Immunization Using Other Antigens
A few experimental studies have evaluated the possibility of inhibiting atherosclerosis by active immunization or by directly providing blocking antibodies against key proteins in the disease process. Ritterhaus et al114 immunized hypercholesterolemic rabbits with a peptide containing a region of CETP, an enzyme known to be responsible for transferring cholesteryl esters from high-density lipoprotein (HDL) to very-LDL and LDL. This was found to result in inhibition of CETP activity, increased HDL cholesterol, and reduced development of atherosclerosis.
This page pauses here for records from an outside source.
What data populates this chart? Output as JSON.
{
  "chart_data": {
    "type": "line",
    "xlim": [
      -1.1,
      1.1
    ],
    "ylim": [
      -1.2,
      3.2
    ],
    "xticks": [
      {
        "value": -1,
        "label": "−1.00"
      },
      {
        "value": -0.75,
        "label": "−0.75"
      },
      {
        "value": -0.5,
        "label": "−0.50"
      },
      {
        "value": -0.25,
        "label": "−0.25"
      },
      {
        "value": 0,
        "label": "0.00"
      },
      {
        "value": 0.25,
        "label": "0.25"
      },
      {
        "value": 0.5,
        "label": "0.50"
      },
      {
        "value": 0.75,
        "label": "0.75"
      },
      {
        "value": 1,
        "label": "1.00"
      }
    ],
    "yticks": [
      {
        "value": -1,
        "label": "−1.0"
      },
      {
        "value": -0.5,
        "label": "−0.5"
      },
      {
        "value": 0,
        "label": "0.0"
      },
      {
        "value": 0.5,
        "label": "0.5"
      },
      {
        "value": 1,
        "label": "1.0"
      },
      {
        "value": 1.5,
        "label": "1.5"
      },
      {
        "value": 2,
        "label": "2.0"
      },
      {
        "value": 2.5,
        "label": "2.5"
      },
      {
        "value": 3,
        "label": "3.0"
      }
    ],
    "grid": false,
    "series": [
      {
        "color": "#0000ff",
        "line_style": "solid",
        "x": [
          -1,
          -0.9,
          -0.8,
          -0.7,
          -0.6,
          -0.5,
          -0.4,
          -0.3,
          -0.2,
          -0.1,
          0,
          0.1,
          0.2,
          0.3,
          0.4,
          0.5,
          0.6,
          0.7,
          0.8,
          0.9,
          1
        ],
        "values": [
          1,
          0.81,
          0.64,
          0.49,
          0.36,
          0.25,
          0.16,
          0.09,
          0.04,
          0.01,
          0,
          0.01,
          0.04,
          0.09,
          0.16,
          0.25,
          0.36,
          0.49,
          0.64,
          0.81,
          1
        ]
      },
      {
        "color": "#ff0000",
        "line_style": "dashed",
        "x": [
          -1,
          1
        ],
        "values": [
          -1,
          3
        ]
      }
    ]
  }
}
A first clinical trial using a CETP vaccine is ongoing.115 Attempts to inhibit the effect of TNF- by immunization with a recombinant TNF- molecule has failed to reduce atherosclerosis in apoE0 mice,116 whereas treatment with antibodies against CD40 ligands has been shown to inhibit atherosclerosis in LDLr–/– mice.117 However, early clinical trials using CD40 blockade were terminated because unwanted side effects.
Summary
Modulation of immune responses involved in atherosclerosis using vaccines, passive immunization by antibody treatment, and induction of tolerance represent a new generation of therapies for prevention and treatment of cardiovascular disease. Development of such therapies has advanced more rapidly in other areas such as cancer, type 1 diabetes, and rheumatoid arthritis. Initial animal studies have also generated promising results in atherosclerosis, but our understanding of the complex role of immunity in this disease remains incomplete as well as our knowledge about safety issues. However, there is likely to be a rapid development in this field during the years to come, and results from the first clinical studies will hopefully be available within a few years. It should be kept in mind that the studies performed so far suggest that immunization can reduce development of atherosclerosis by 50% to 60%, but it will not completely prevent development of the disease, as in the case with immunization against many infectious diseases. Accordingly, if it becomes possible to develop an effective atherosclerosis vaccine, it is likely to complement other well-established treatments, such as statins and other risk-modifying interventions.
Received December 22, 2003; accepted October 15, 2004.